Ferris, E. L., Howard, A. R., Baker, E., Craig, A. R., Roane, H. S., & Sullivan, W. E. (2025). Chaining differential reinforcement of compliance and functional communication training. Behavioral Sciences, 15(1), 25.
Gerow, S., Radhakrishnan, S., Davis, T. N., & Rivera, G. (2019). A comparison of demand fading and a dense schedule of reinforcement. Journal of Applied Behavior Analysis, 52(1), 58–72.
O’Brien, M. J., D’Onofrio, K., & Morano, S. (2023). The effects of noncontingent reinforcement on task disengagement.

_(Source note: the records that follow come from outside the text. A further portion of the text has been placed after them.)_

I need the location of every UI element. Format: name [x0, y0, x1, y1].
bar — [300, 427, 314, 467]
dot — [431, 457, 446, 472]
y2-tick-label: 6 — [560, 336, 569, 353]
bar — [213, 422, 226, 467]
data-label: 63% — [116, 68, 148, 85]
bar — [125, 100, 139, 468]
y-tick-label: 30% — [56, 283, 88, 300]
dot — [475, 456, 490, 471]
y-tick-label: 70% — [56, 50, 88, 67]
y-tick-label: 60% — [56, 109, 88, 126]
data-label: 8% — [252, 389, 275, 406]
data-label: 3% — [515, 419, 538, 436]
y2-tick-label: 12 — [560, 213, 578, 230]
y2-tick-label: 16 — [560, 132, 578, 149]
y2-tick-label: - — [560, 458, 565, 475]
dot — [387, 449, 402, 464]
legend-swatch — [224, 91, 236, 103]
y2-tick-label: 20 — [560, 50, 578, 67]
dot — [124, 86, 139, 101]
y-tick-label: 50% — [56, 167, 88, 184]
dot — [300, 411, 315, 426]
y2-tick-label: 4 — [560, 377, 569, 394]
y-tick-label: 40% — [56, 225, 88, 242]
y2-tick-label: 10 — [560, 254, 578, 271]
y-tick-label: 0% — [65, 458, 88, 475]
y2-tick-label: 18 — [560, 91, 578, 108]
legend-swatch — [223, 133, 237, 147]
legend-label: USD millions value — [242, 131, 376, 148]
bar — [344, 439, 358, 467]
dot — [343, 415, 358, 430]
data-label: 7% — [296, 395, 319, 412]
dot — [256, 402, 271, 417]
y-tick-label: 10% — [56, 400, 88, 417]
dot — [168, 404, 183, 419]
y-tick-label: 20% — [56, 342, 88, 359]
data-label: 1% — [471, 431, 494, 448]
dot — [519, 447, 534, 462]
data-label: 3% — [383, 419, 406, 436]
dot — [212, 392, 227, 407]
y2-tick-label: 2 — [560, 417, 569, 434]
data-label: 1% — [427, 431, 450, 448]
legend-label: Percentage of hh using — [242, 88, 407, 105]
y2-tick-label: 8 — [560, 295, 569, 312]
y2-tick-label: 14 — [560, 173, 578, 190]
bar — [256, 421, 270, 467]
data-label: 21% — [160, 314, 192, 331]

Behavioral Interventions, 38(4), 685–700.
Phillips, C. L., Karsten, A. M., & Beavers, G. A. (2017). Noncontingent reinforcement for severe problem behavior: An evaluation of treatment integrity. Behavior Analysis in Practice, 10(2), 124–135.
Rosales, M. K., Wilder, D. A., Montalvo, M., & Fagan, B. (2021). High-probability instructional sequence for multiple low-probability instructions. Journal of Applied Behavior Analysis, 54(3), 1023–1037.
Russo, D. A., & Blair, K. C. (2023). Using the high-probability instructional sequence to improve completion of low-probability instructions. Research in Developmental Disabilities, 134, 104398.
Sayar, K., Gulboy, E., Yucesoy Ozkan, S., & Baran, M. S. (2024). High-probability request sequence to increase compliance of children with autism spectrum disorder. Focus on Autism and Other Developmental Disabilities, 39(1), 33–42.